Black bloc, centri sociali, ultras o come li si voglia chiamare, il dibattito che appassiona parte della stampa nazionale conta poco per tutto quello che il corteo dell’11 marzo consegna alla città di Napoli e di conseguenza a tutta l’Italia intera. È scesa in piazza quella “Gente do Sud”, che hanno saputo interpretare bene i trenta artisti napoletani. Matteo Salvini a Napoli non è la rappresentazione di un potere politico qualunque, Matteo Salvini è il capo del partito politico più antimeridionalista, razzista, xenofobo, seminatore d’odio della storia del nostro Paese. Nel periodo storico in cui lo stesso partito è ai suoi massimi storici.

Il diritto di parola, costituzionalmente garantito, che è stato assicurato al leder della Lega Nord non può essere slegato dal dovere, ricordato dalla stessa Costituzione, di difendere questo Paese e i suoi valori, qualora se ne ravvedano “attentati” palesi. Lo “sgradito ospite” rappresenta non solo un partito antimeridionalista, che ha sempre posto l’accento sul “prima il nord”, ma anche un partito che mina da anni la Costituzione italiana.
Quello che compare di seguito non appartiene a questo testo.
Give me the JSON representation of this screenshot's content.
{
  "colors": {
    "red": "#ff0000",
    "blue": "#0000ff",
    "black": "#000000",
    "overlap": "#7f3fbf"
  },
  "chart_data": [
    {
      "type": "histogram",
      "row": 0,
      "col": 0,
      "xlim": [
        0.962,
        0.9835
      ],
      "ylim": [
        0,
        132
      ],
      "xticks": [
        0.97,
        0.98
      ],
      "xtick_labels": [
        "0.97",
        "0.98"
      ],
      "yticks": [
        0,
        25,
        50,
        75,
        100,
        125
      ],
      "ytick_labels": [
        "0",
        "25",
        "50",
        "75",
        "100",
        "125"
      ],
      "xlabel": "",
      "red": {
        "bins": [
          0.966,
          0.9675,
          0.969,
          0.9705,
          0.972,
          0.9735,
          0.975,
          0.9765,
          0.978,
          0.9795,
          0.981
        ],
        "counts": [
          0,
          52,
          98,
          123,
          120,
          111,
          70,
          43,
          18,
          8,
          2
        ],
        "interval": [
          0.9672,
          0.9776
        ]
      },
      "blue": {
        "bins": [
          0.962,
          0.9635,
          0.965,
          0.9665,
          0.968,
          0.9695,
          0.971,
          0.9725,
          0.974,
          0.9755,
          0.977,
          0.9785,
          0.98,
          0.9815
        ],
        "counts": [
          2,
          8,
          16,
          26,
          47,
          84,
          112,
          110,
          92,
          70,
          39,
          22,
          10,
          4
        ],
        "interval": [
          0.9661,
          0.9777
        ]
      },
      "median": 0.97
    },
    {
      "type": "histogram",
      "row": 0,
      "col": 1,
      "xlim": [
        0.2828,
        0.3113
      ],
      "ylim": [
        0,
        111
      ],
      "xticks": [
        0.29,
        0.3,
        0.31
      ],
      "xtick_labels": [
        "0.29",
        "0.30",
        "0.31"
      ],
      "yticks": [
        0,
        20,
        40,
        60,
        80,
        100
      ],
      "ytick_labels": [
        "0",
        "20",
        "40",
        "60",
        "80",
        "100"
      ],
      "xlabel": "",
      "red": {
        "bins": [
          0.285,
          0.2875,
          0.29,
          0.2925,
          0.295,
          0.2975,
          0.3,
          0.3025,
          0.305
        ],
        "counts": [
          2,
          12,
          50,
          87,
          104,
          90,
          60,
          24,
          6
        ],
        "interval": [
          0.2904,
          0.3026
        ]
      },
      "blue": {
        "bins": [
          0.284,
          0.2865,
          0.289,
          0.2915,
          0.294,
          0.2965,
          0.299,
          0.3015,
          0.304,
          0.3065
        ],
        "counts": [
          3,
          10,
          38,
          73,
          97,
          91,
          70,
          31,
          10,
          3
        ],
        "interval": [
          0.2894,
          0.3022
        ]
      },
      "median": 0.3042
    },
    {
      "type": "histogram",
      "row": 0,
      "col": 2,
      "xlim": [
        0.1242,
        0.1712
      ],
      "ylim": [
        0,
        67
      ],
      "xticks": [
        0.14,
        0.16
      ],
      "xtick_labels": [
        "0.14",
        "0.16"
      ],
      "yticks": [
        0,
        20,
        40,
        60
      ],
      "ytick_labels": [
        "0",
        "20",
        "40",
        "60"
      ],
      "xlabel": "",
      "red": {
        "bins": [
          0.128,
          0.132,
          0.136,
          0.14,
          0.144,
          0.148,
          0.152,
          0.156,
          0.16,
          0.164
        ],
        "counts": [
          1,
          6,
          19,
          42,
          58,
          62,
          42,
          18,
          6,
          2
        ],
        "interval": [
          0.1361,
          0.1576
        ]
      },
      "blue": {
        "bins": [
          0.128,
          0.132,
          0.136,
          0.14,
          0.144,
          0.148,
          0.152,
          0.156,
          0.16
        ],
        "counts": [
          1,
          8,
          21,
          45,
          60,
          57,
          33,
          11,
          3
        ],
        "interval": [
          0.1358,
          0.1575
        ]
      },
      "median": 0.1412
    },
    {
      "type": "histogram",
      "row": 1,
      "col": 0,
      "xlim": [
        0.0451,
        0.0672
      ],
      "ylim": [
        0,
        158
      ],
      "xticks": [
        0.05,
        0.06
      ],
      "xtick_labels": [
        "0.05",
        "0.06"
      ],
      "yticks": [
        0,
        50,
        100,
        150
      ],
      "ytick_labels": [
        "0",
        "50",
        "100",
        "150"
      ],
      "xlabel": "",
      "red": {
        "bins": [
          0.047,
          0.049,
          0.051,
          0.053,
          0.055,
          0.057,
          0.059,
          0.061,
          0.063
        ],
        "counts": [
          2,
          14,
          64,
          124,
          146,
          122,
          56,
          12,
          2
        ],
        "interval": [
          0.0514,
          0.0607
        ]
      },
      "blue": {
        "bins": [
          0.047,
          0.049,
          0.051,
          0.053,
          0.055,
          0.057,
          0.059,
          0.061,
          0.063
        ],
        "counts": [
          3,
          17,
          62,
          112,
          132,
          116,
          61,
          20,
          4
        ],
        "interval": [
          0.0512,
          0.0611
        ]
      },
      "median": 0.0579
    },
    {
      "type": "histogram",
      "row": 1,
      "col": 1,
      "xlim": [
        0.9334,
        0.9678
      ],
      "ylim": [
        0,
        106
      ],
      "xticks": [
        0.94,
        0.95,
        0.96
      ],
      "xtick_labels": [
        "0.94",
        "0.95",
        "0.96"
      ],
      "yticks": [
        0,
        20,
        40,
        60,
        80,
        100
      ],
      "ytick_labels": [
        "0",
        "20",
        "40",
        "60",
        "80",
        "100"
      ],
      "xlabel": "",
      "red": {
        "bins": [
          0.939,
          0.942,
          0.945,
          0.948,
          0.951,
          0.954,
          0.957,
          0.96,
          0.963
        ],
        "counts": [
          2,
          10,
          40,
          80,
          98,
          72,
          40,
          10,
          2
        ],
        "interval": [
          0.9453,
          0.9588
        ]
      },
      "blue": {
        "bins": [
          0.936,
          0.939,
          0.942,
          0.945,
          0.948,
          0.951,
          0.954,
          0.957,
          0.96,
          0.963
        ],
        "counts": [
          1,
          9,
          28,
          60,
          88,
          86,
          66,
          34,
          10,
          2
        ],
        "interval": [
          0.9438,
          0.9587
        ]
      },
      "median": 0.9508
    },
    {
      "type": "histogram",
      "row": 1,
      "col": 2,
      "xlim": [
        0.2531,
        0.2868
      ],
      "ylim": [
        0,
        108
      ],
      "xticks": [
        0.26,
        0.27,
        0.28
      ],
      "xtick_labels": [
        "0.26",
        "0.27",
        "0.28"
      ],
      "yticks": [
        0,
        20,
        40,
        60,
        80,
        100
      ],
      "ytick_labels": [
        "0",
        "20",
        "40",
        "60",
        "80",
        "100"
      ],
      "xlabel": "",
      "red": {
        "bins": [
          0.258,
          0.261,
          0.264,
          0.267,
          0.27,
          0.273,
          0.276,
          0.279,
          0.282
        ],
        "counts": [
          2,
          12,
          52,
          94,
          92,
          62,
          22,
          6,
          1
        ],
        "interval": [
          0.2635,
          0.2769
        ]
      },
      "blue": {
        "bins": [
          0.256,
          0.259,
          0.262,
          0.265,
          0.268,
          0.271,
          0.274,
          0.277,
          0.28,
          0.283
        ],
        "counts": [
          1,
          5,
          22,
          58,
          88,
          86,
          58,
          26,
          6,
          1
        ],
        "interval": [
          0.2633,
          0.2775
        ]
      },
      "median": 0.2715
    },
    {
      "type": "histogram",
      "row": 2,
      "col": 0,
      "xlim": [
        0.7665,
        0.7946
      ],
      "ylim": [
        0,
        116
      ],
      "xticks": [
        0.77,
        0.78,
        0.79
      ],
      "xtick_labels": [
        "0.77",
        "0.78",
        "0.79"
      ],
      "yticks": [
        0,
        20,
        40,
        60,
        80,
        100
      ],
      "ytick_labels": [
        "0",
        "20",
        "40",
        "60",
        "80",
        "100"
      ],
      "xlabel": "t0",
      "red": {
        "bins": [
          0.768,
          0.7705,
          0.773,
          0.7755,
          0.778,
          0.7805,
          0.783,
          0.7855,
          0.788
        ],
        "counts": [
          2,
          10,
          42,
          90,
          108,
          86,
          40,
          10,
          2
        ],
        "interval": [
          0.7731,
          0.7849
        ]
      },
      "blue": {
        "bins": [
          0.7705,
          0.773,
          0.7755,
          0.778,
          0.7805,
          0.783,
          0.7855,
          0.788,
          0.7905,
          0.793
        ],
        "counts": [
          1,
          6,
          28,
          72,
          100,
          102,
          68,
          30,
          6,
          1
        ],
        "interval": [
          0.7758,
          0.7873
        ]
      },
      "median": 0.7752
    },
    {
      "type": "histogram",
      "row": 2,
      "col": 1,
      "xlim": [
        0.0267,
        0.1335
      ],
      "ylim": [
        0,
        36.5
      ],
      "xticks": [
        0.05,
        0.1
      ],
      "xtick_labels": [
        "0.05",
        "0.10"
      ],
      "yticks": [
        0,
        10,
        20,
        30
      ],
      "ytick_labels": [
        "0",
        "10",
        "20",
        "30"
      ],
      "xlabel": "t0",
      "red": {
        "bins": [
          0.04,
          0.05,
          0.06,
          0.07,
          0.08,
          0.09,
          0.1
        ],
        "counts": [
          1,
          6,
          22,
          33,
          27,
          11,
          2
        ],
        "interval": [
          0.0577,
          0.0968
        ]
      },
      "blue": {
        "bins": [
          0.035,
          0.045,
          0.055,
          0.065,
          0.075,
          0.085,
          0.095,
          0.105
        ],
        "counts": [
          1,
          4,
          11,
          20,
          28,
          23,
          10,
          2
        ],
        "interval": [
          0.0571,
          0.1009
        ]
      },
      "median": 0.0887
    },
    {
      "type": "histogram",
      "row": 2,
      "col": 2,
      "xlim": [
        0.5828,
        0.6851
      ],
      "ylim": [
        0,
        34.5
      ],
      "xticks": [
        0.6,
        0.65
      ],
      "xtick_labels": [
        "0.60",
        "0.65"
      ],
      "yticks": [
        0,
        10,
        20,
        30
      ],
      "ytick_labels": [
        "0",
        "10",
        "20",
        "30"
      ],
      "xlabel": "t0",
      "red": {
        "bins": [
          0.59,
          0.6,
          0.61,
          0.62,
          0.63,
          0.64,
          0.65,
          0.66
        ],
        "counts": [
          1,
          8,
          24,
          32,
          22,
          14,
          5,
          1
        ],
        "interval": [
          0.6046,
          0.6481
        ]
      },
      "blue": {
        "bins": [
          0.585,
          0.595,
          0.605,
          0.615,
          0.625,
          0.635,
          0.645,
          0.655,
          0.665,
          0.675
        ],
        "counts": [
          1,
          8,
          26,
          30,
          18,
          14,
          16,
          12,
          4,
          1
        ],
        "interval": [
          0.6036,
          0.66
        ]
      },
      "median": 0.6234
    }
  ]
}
In ordine sparso: apologia di fascismo (basti notare dalla stampa locale l’avvento dei tanti ex missini accorsi alla Mostra), l’attentato a nostro Articolo 5 Cost. che vuole un’Italia unita e non la secessione come professa la Lega Nord, la libertà di culto (ricordiamo i maiali portati a spasso dall’eurdeputato Borghezio, proprio di fronte ad una moschea?), e, in ultimo ma non per importanza, l’uguaglianza di tutti, principio quotidianamente assassinato dalla Lega e da Matteo Salvini, ogni volta che sputa odio sui migranti, sui napoletani, su due rom rinchiusi in una gabbia, e con questi esempio potremmo continuare all’infinito.

Sabato in piazza è scesa quella “gente do sud” che a tutto questo ha intenzione di ribellarsi. La fotografia del corteo è quella di un’unica anima, ma con metodi e pratiche diverse. La “scomoda” verità è che, in questa città , tra chi ha manifestato, c’è anche chi crede che l’attentato quotidiano alla libertà ed alla Costituzione che Matteo Salvini esegue ogni giorno, vada respinto con tutti i mezzi possibili. È una posizione, politica, non “lecita” ma politicamente legittima, che si può condividere o meno, ma è una posizione della quale bisogna prendere atto.

Chi è stato autore di azioni forti non è da classificare come un vandalo, non l’ha fatto per il gusto del casino in strada, ma perché ritiene quei mezzi l’unica alternativa alla deriva pericolosa di Salvini e la Lega. Non prendere atto di questa parte e classificare tutti come “vandali”, “ultras”, “incappucciati”, è un errore politico grave, perché significherebbe ignorare, girarsi dall’altra parte rendendo pericolosa la rabbia, al posto di canalizzarla e trasformarla costruttivamente.